Trans activists Marsha P. Johnson and Sylvia Rivera to get New York monument
Transgender activists Marsha P. Johnson and Sylvia Rivera will be commemorated with a monument in the city of New York.
It may be placed down the street from the Stonewall Inn, where the 1969 Stonewall Riots took place led by Johnson and Rivera.
The two transgender women of colour led the uprising against homophobic police raids, an era-defining moment in the struggle for LGBT equality.
Rivera and Johnson also later co-founded the organisation STAR, or Street Transvestite Action Revolutionaries, a group dedicated to helping homeless young drag queens and trans women of colour.

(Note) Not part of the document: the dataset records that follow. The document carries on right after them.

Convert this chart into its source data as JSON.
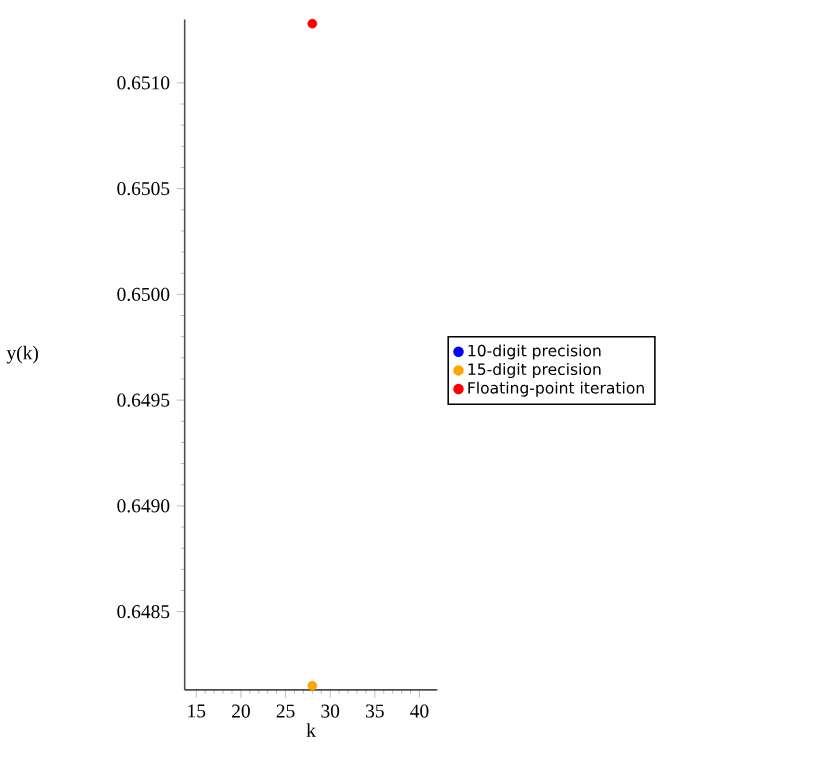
{
  "chart_data": {
    "type": "scatter",
    "xlabel": "k",
    "ylabel": "y(k)",
    "xlim": [
      13.7,
      42
    ],
    "ylim": [
      0.64813,
      0.6513
    ],
    "xticks": [
      15,
      20,
      25,
      30,
      35,
      40
    ],
    "yticks": [
      0.6485,
      {
        "value": 0.649,
        "label": "0.6490"
      },
      0.6495,
      {
        "value": 0.65,
        "label": "0.6500"
      },
      0.6505,
      {
        "value": 0.651,
        "label": "0.6510"
      }
    ],
    "x": [
      28
    ],
    "marker": "circle",
    "legend": "right",
    "grid": false,
    "series": [
      {
        "name": "10-digit precision",
        "color": "#0000ff",
        "values": [
          null
        ]
      },
      {
        "name": "15-digit precision",
        "color": "#ffa500",
        "values": [
          0.64815
        ]
      },
      {
        "name": "Floating-point iteration",
        "color": "#ff0000",
        "values": [
          0.65128
        ]
      }
    ]
  }
}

The monument will mark the 50th anniversary of the Stonewall Riots and it is proposed for the Ruth Wittenberg Triangle in Greenwich Village, the New York Times reported.
It will also be one of the world’s first monuments dedicated to transgender people.
New York’s first lady, Chirlane McCray, told the newspaper: “The LGBTQ movement was portrayed very much as a white, gay male movement.
“This monument counters that trend of whitewashing the history.”
The Stonewall Riots
On June 28 1969, the police stopped by The Stonewall Inn on the grounds of checking for alcohol law violations and other transgressions, which is something they did regularly.
What actually occurred was police intimidation and demands for payoffs in return for not arresting or publicising the names of customers.